Keep a consistent folder structure:

``` r
my_project/
├── my_project.Rproj
├── .gitignore
├── README.md
├── R/
│   ├── 01_import.R
│   ├── 02_clean.R
│   └── 03_analyze.R
├── data/
│   ├── raw/
│   └── processed/
└── output/
    ├── figures/
    └── tables/
```
    
    
---

## `R` workspace

In addition to the `Environment` tab in *RStudio*, you can view the content of your workspace via the .highlight[`ls()`] command.

You can remove objects from your workspace with the .highlight[`rm()`] function.

Unless you change the default settings in *RStudio* as suggested in the "Getting Started" session, `R` will save the workspace in a file called `.RData` in your current working directory and restore the workspace when you restart it.

---

## Starting with Git & GitHub

- .highlight[Git]: version control in code/ projects (history with snapshots (commits))

- .highlight[Github]: platform for hosting Git repositories and collaboration

---

## Why use Github with R?

- to track and merge changes in R scripts or projects with multiple collaborators

- maintain version history/ backup

- early publishing share work (RMarkdown)

---

[cheetsheet](https://education.github.com/git-cheat-sheet-education.pdf)
[documentation](https://docs.github.com/de)

.small[[Source](https://github.com/gesis-css-python/materials/blob/main/1-css/1-2-workflow.ipynb)

]

---

## Setup

- [create a GitHub account](https://github.com/)

- [GitHub Desktop](https://desktop.github.com): userfriendly interface to manage repositories

- [install Git](https://git-scm.com/)

- (in case doesn't work straight away: Configure Git: go to **Tools** > **Global Options** > **Git/SVN** and make sure that the box Git executable points to your Git executable)

---

## Integration with R

##### Step 1: Clone a Repository with GitHub Desktop

- Open **GitHub Desktop**.

- Click "File" > "Clone Repository".

- Choose a GitHub repo (or paste URL), select local path, click "Clone".
--

##### Step 2: Open the Project in RStudio

- In RStudio: File > Open Project, navigate to the cloned folder .highlight[(.Rproj file)].

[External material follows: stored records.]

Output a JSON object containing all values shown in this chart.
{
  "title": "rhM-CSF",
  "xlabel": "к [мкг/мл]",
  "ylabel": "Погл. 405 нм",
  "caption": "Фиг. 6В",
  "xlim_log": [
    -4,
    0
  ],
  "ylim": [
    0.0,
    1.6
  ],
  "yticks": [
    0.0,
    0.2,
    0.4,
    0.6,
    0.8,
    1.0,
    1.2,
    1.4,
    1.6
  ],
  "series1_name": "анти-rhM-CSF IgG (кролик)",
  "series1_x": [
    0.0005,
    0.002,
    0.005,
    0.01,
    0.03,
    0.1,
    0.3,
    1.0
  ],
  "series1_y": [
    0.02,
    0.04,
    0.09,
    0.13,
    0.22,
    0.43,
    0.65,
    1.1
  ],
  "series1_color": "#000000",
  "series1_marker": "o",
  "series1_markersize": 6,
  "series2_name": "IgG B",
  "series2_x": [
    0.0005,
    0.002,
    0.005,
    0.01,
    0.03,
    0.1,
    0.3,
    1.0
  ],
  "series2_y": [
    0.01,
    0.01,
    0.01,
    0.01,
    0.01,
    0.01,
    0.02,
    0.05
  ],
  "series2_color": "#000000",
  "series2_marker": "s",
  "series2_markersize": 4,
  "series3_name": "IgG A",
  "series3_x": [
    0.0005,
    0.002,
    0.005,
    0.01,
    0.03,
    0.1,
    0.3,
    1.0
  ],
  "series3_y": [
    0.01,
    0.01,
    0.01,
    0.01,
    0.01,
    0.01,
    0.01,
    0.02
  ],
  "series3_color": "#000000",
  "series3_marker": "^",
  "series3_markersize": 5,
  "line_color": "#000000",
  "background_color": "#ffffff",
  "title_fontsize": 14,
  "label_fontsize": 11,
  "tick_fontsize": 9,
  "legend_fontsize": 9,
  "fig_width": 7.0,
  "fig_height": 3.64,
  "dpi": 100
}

- Now you're working in an RStudio Project linked to GitHub.
    
---

## Workflow Overview

- Pull – Get the latest changes from GitHub.

``` r
git pull
```

- Edit and Save your R scripts or R Markdown.
--

- Commit – Save changes with a message (e.g., "added analysis plot").

``` r
git commit -m "version control- go for launch"
```

- Push – Send your changes back to GitHub.

``` r
git push
```

---

## Workflow in RStudio

(Use Git tab in RStudio or GitHub Desktop for commit/push)

---

## Tips

| Bad      | Good                                               |
| -------- | -------------------------------------------------- |
| `fix`    | `Fix missing value recoding in org_size`           |
| `update` | `Add mean trust score and reverse-coded items`     |
| `asdf`   | `Refactor gapminder analysis into separate script` |

---
## Ignoring files with `.gitignore`

Not everything belongs on GitHub. Large datasets, passwords, or temporary output should stay local.
Create a file named .gitignore in your project root:

``` r
# R specific
.Rproj.user
.Rhistory
.RData

# Large data files
data/raw/*.csv
data/raw/*.dta

# Output we can regenerate
output/figures/*.png
output/tables/*.html
```

.small[
Rule of thumb: version-control code, not data or generated output.
]

---

## Tips for  Git

- Commit early, commit often — one logical change per commit.
- Pull before you push — always sync before uploading.
- Use branches for experiments (git checkout -b new-analysis).
- Never commit sensitive information (passwords, API keys, personal data).

---

## Your turn

### Resolve a namespace conflict

- Load both `dplyr` and `plyr` in a fresh R session. 
- What happens to `summarise` / `summarize`? 
- Use conflict_prefer() to enforce the dplyr version and write a line of code that proves it works.